In my ninth grade class, they are just finishing their study of Macbeth, and some of them probably feel the way I did then. I am always answering the question, “Why is everything we read so depressing?”

Sometimes I say the last thing on happy people’s mind is writing—which may be true but isn’t the real answer. The real answer is that we don’t take happy people seriously. They are too damn giddy to be believed. A happy person is liable to say anything and has very little motive to speak the truth. They have too much invested in everything staying right with the world, and they smile much too much.

A depressed person, a person like Macbeth who is screwed well past the sticking point, is a person you can trust. What, is he going to lie once they have him “tied to the stake” where he can only “bearlike…fight the course”? That sort of extremity extracts the truth from characters. Up until then, they speak in hope of future advantage or out of desperation to make sense of chaos.

Earlier in the play, Lady Macbeth tells her husband to “Look like th’ innocent flower, / But be the serpent under ‘t.” She doubts he can do so, and Macbeth can’t do it well, but it is not until the end of the play he decides to give up the attempt and be himself, whatever it is. Before then, I sometimes wonder which is the act, the flower or the serpent. Up until the concluding page, each role seems equally forced. He’s a terrible flower, and the order he tries to impose on the world by making “the very firstlings of my heart…the firstlings of my hand”—his attempt to “crown his thoughts with acts”—isn’t any more natural.
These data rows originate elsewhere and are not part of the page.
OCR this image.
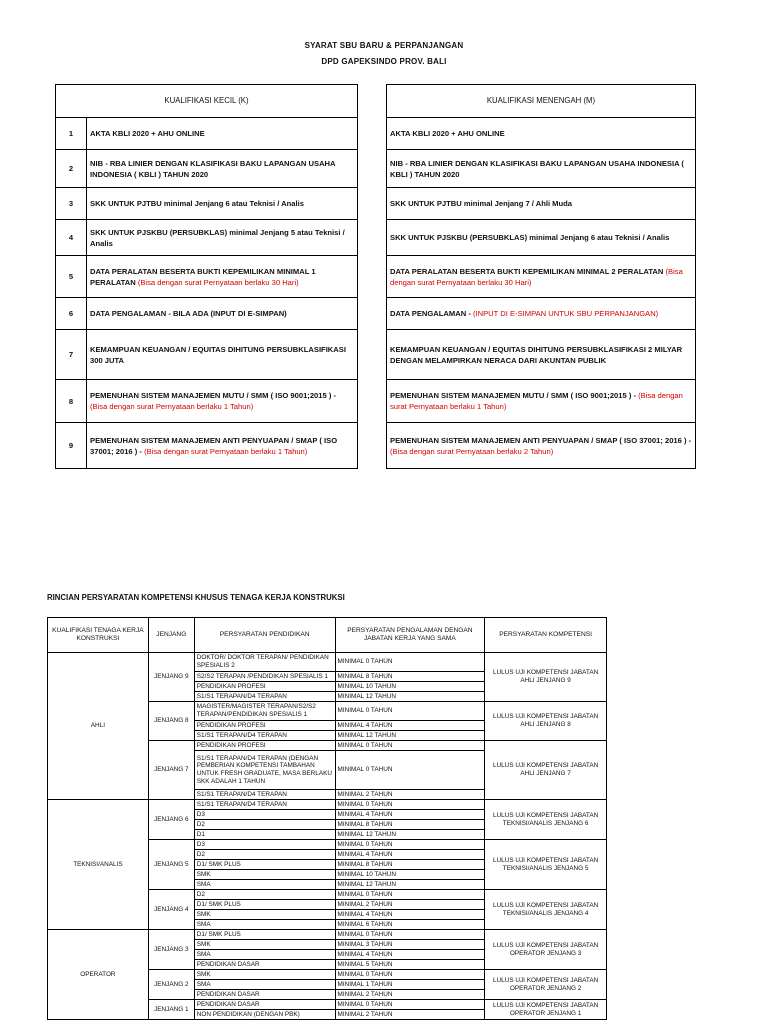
SYARAT SBU BARU & PERPANJANGAN
DPD GAPEKSINDO PROV. BALI
KUALIFIKASI KECIL (K)	
1	AKTA KBLI 2020 + AHU ONLINE
2	NIB - RBA LINIER DENGAN KLASIFIKASI BAKU LAPANGAN USAHA INDONESIA ( KBLI ) TAHUN 2020
3	SKK UNTUK PJTBU minimal Jenjang 6 atau Teknisi / Analis
4	SKK UNTUK PJSKBU (PERSUBKLAS) minimal Jenjang 5 atau Teknisi / Analis
5	DATA PERALATAN BESERTA BUKTI KEPEMILIKAN MINIMAL 1 PERALATAN (Bisa dengan surat Pernyataan berlaku 30 Hari)
6	DATA PENGALAMAN - BILA ADA (INPUT DI E-SIMPAN)
7	KEMAMPUAN KEUANGAN / EQUITAS DIHITUNG PERSUBKLASIFIKASI 300 JUTA
8	PEMENUHAN SISTEM MANAJEMEN MUTU / SMM ( ISO 9001;2015 ) - (Bisa dengan surat Pernyataan berlaku 1 Tahun)
9	PEMENUHAN SISTEM MANAJEMEN ANTI PENYUAPAN / SMAP ( ISO 37001; 2016 ) - (Bisa dengan surat Pernyataan berlaku 1 Tahun)
KUALIFIKASI MENENGAH (M)
AKTA KBLI 2020 + AHU ONLINE
NIB - RBA LINIER DENGAN KLASIFIKASI BAKU LAPANGAN USAHA INDONESIA ( KBLI ) TAHUN 2020
SKK UNTUK PJTBU minimal Jenjang 7 / Ahli Muda
SKK UNTUK PJSKBU (PERSUBKLAS) minimal Jenjang 6 atau Teknisi / Analis
DATA PERALATAN BESERTA BUKTI KEPEMILIKAN MINIMAL 2 PERALATAN (Bisa dengan surat Pernyataan berlaku 30 Hari)
DATA PENGALAMAN - (INPUT DI E-SIMPAN UNTUK SBU PERPANJANGAN)
KEMAMPUAN KEUANGAN / EQUITAS DIHITUNG PERSUBKLASIFIKASI 2 MILYAR DENGAN MELAMPIRKAN NERACA DARI AKUNTAN PUBLIK
PEMENUHAN SISTEM MANAJEMEN MUTU / SMM ( ISO 9001;2015 ) - (Bisa dengan surat Pernyataan berlaku 1 Tahun)
PEMENUHAN SISTEM MANAJEMEN ANTI PENYUAPAN / SMAP ( ISO 37001; 2016 ) - (Bisa dengan surat Pernyataan berlaku 2 Tahun)
RINCIAN PERSYARATAN KOMPETENSI KHUSUS TENAGA KERJA KONSTRUKSI
KUALIFIKASI TENAGA KERJA KONSTRUKSI	JENJANG	PERSYARATAN PENDIDIKAN	PERSYARATAN PENGALAMAN DENGAN JABATAN KERJA YANG SAMA	PERSYARATAN KOMPETENSI
AHLI	JENJANG 9	DOKTOR/ DOKTOR TERAPAN/ PENDIDIKAN SPESIALIS 2	MINIMAL 0 TAHUN	LULUS UJI KOMPETENSI JABATAN AHLI JENJANG 9
		S2/S2 TERAPAN /PENDIDIKAN SPESIALIS 1	MINIMAL 8 TAHUN	
		PENDIDIKAN PROFESI	MINIMAL 10 TAHUN	
		S1/S1 TERAPAN/D4 TERAPAN	MINIMAL 12 TAHUN	
	JENJANG 8	MAGISTER/MAGISTER TERAPAN/S2/S2 TERAPAN/PENDIDIKAN SPESIALIS 1	MINIMAL 0 TAHUN	LULUS UJI KOMPETENSI JABATAN AHLI JENJANG 8
		PENDIDIKAN PROFESI	MINIMAL 4 TAHUN	
		S1/S1 TERAPAN/D4 TERAPAN	MINIMAL 12 TAHUN	
	JENJANG 7	PENDIDIKAN PROFESI	MINIMAL 0 TAHUN	LULUS UJI KOMPETENSI JABATAN AHLI JENJANG 7
		S1/S1 TERAPAN/D4 TERAPAN (DENGAN PEMBERIAN KOMPETENSI TAMBAHAN UNTUK FRESH GRADUATE, MASA BERLAKU SKK ADALAH 1 TAHUN	MINIMAL 0 TAHUN	
		S1/S1 TERAPAN/D4 TERAPAN	MINIMAL 2 TAHUN	
TEKNISI/ANALIS	JENJANG 6	S1/S1 TERAPAN/D4 TERAPAN	MINIMAL 0 TAHUN	LULUS UJI KOMPETENSI JABATAN TEKNISI/ANALIS JENJANG 6
		D3	MINIMAL 4 TAHUN	
		D2	MINIMAL 8 TAHUN	
		D1	MINIMAL 12 TAHUN	
	JENJANG 5	D3	MINIMAL 0 TAHUN	LULUS UJI KOMPETENSI JABATAN TEKNISI/ANALIS JENJANG 5
		D2	MINIMAL 4 TAHUN	
		D1/ SMK PLUS	MINIMAL 8 TAHUN	
		SMK	MINIMAL 10 TAHUN	
		SMA	MINIMAL 12 TAHUN	
	JENJANG 4	D2	MINIMAL 0 TAHUN	LULUS UJI KOMPETENSI JABATAN TEKNISI/ANALIS JENJANG 4
		D1/ SMK PLUS	MINIMAL 2 TAHUN	
		SMK	MINIMAL 4 TAHUN	
		SMA	MINIMAL 6 TAHUN	
OPERATOR	JENJANG 3	D1/ SMK PLUS	MINIMAL 0 TAHUN	LULUS UJI KOMPETENSI JABATAN OPERATOR JENJANG 3
		SMK	MINIMAL 3 TAHUN	
		SMA	MINIMAL 4 TAHUN	
		PENDIDIKAN DASAR	MINIMAL 5 TAHUN	
	JENJANG 2	SMK	MINIMAL 0 TAHUN	LULUS UJI KOMPETENSI JABATAN OPERATOR JENJANG 2
		SMA	MINIMAL 1 TAHUN	
		PENDIDIKAN DASAR	MINIMAL 2 TAHUN	
	JENJANG 1	PENDIDIKAN DASAR	MINIMAL 0 TAHUN	LULUS UJI KOMPETENSI JABATAN OPERATOR JENJANG 1
		NON PENDIDIKAN (DENGAN PBK)	MINIMAL 2 TAHUN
Besides being cruel and barbaric, Macbeth’s behavior is experimental, an attempt to do something to combat the agony he’s created for himself by killing Duncan.

I’d never say it to my class, but I think I like the Macbeth at the end of the play better than the one at the beginning. He was a brute at the start and a brute at the end, but in his resignation to try the last prophecy and fight Macduff, he gives up on attempting to control everything and just be. And he knows what he’s doing. He is no longer ignorant.

In his version of Antigone, Jean Anouilh has the Chorus say,

In a tragedy, nothing is in doubt and everyone’s destiny is known. That makes for tranquility…There isn’t any hope. You’re trapped. The whole sky has fallen on you, and all you can do about it is to shout. Don’t mistake me: I said “shout”: I did not say groan, whimper, complain. That you cannot do. But you can shout aloud; you can get all things said that you never thought you’d be able to say—or even knew you had it in you to say. And you don’t say these things because it will do any good to say them: you know better than that. You say them for their own sake.

Anouihl’s vision doesn’t go over so well with freshmen, and it shouldn’t. I love their hope and their happiness. In Mr. Lockwood’s ninth grade English class, however, I hadn’t discovered the sort of wisdom that transcends feeling. When Macbeth stops being a king and becomes a human—when my brother’s spaceman becomes a human—they are ready to speak. Then it is no longer a matter of being happy or depressing, just telling the truths they know.